Finished: Nov. 19, 2010
First Published: Aug. 10, 2010
Publisher: Tundra Books
Genre: YA, realistic fiction
When my mom finally walks in the door at nine-fifteen, she acts like nothing's wrong at all.
Acquired: Received a review copy from the Tundra Books.
Reason for Reading: I was intrigued by the Catholic nature of the main character and whether it truly would be a positive portrayal. Not something often found in YA literature.
An astounding novel of an authentic Catholic family dealing with real life issues. Lucy's mom was 14 when she became pregnant with her and now she is 28 and feeling that she needs "a life". As she takes evening classes and such she meets a new worldly friend and it isn't much longer until she separates from her husband and plans a new life for herself for the next four years while she goes back to school. Lucy is 13 and has a solid Catholic upbringing having been raised by her Grandma, and her father is seen as practicing the faith as well. But Lucy is shocked by her mother's new behaviour which seems to contradict so many Church teachings. She learns so much during this time of struggle as her parents sell their house and move into new homes.
I loved this book! Plot-wise, we have a fairly typical story of a young girl trying to deal with her parents separation and all the upheaval and turmoil this causes her personally as she moves with her mom into a trailer park and has to attend a new school, a public school, where she becomes the object of the class bully. But through it all (apart from the separation) the family remains true to their faith and this is what impressed me most about the story and made it so enjoyable along with the humorous touches. The book is not preachy in anyway it simply shows how one faith lives. While the two adults separate and it does seem to be for the long haul divorce is never mentioned this early, we see inside the confessional and what it's really like in there (especially for a young teen), we see Lucy questions her faith as she takes Church teachings to extremes and then seeks guidance and we see her going to mass regularly with both her mom and dad.

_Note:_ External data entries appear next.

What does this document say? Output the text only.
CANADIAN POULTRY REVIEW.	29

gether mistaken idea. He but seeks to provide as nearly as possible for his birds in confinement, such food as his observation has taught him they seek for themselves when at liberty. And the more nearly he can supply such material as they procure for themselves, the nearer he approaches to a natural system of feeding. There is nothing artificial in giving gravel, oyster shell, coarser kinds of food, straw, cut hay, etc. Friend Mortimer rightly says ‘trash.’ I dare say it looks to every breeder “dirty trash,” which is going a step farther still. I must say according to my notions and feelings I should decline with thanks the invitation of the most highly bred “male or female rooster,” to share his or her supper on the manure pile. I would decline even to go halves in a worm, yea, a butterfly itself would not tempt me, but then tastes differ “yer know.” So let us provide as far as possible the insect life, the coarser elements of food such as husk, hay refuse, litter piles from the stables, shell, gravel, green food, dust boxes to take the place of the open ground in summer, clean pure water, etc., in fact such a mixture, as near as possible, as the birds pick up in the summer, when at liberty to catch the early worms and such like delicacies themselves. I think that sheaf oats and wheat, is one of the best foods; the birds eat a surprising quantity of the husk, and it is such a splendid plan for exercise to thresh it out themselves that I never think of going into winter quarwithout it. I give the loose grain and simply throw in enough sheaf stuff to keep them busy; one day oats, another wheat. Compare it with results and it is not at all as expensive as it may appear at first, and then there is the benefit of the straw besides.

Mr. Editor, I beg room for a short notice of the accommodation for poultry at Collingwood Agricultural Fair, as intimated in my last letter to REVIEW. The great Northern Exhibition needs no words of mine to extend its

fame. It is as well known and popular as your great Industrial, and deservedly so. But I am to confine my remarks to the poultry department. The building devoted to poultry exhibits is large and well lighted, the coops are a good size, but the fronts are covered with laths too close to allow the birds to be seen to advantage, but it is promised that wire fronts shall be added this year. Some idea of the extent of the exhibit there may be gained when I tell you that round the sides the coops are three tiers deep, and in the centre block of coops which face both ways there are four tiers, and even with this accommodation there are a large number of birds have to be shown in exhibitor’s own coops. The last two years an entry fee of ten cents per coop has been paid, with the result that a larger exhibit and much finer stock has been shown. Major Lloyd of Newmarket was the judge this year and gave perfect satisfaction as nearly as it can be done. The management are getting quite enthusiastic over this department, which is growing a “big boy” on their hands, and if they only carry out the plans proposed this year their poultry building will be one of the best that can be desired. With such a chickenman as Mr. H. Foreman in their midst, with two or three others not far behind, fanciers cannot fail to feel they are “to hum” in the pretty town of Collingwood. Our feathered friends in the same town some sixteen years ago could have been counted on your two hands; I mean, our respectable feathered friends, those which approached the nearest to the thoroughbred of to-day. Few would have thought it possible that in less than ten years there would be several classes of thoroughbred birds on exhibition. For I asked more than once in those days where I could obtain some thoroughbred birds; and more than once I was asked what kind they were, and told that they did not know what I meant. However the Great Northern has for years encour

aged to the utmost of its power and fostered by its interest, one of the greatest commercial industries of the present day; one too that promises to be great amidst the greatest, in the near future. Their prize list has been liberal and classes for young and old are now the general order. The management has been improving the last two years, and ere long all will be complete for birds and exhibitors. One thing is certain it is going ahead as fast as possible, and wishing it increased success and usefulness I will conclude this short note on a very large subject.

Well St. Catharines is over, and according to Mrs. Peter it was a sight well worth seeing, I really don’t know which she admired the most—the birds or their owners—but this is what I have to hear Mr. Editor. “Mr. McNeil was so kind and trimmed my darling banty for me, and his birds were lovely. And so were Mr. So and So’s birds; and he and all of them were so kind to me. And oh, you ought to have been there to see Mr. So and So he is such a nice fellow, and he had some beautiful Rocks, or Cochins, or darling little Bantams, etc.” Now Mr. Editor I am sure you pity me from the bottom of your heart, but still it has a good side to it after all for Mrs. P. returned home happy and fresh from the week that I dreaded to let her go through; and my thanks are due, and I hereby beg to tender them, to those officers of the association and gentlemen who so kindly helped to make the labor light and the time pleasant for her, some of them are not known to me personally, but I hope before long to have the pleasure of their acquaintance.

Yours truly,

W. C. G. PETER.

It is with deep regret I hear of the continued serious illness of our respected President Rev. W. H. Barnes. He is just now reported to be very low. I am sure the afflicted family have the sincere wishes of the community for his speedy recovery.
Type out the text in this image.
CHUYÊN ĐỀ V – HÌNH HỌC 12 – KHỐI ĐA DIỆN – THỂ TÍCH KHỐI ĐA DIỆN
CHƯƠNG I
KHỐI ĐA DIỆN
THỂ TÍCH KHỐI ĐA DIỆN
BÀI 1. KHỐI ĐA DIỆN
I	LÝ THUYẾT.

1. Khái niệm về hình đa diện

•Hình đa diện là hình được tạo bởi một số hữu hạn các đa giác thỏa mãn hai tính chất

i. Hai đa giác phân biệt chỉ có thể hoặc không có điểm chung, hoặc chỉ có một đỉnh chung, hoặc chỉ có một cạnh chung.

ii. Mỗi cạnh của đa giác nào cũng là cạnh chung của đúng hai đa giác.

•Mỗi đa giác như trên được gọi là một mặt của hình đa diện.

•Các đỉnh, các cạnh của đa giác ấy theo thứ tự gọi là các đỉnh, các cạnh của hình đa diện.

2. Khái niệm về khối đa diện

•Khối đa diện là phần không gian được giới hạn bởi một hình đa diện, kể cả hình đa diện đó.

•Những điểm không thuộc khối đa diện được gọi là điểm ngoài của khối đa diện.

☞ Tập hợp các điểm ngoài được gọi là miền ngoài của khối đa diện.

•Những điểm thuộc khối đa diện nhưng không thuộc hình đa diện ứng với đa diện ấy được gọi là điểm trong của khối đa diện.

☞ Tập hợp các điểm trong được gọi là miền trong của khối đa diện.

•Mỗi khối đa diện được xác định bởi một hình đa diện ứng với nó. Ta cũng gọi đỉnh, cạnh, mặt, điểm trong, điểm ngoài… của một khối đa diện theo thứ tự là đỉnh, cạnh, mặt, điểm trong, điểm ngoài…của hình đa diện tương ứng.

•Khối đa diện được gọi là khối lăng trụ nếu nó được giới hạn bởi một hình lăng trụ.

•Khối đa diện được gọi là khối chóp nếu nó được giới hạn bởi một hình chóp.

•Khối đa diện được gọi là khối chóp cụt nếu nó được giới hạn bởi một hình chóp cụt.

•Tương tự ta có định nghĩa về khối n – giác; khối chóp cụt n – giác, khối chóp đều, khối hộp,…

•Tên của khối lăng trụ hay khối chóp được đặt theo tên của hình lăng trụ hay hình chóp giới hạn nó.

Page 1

A wonderful, refreshing, humorous story that deals with tough issues from a positive Catholic perspective without being religious fiction. There have been many books written about teens dealing with similar issues from Muslim, Jewish, Asian, etc. perspectives and now, finally, the Catholic perspective can also be found. I do highly recommend this for Catholic school libraries and mainstream teens as well, if they can read about a religion not their own while still respecting the persons who believe as they do. I know just the girl I'll be passing this book on to!